Insects are specialists. We dont know exactly what they are specialists at, but they are very good at doing what ever they do. And they are some of the most thorough creatures on the planet.
I wish my honey bees had half a good a year as every other insect in my yard this year.
Hi Delta 21,
Thanks for the explanation. What a mess things become when two worlds collide. Hope you can find a moth repellent soon.
I’ve seen the same thing on mountaintop transmitter sites. I think it is a function of the power levels that seem to draw them rather than a specific frequency. Which leads me to think it is the electro-magnetic field energy effecting them and causing them to go crazy like they do. Would be interesting to study and surprised if some university hasn’t already done so.

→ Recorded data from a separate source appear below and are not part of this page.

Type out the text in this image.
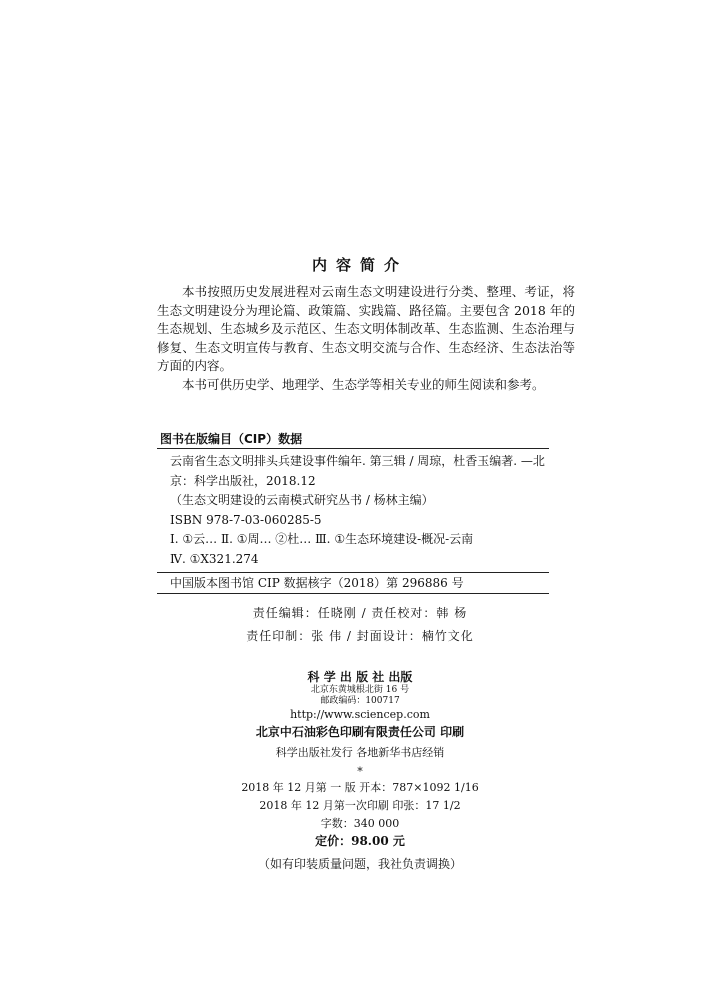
内容简介

本书按照历史发展进程对云南生态文明建设进行分类、整理、考证，将生态文明建设分为理论篇、政策篇、实践篇、路径篇。主要包含 2018 年的生态规划、生态城乡及示范区、生态文明体制改革、生态监测、生态治理与修复、生态文明宣传与教育、生态文明交流与合作、生态经济、生态法治等方面的内容。

本书可供历史学、地理学、生态学等相关专业的师生阅读和参考。

图书在版编目（CIP）数据
云南省生态文明排头兵建设事件编年. 第三辑 / 周琼，杜香玉编著. —北京：科学出版社，2018.12
（生态文明建设的云南模式研究丛书 / 杨林主编）
ISBN 978-7-03-060285-5
Ⅰ. ①云… Ⅱ. ①周… ②杜… Ⅲ. ①生态环境建设-概况-云南
Ⅳ. ①X321.274
中国版本图书馆 CIP 数据核字（2018）第 296886 号
责任编辑：任晓刚 / 责任校对：韩 杨
责任印制：张 伟 / 封面设计：楠竹文化
科 学 出 版 社 出版
北京东黄城根北街 16 号
邮政编码：100717
http://www.sciencep.com
北京中石油彩色印刷有限责任公司 印刷
科学出版社发行 各地新华书店经销
*
2018 年 12 月第 一 版 开本：787×1092 1/16
2018 年 12 月第一次印刷 印张：17 1/2
字数：340 000
定价：98.00 元
（如有印装质量问题，我社负责调换）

Thanks for that experience.
'Time' was the only thing that worked. They slowly went away. Everything we puny human's tried was useless and usually counter productive! A few thousand returned the next year but nothing like the 1st time! 1st year x-mission musta pegged their radar pretty good.
They would ball up so big across the lightning protectors that they would actually discharge 100,000 Watts to ground and we would have to scram around to get the transmitter back on line.
Coupla barrels of DDT might help.
UNM smart guys studied them for over a week. Said it was the repetitive triangular shape of the structure (700’ straight up guyed tower), the newness of the structure (curious creatures explore and find things,) the power output (military LORAN-C 9610-X SST) and frequency, and resulting magnetic effects on the volcanic makeup of the Pecos River basin.
In other words they were completely dumbfounded as to why billions of moths decided to congregate where and when they did and were absolutely no help at getting rid of them. (But Im sure they all had peer reviewed Phd’s hanging on their walls.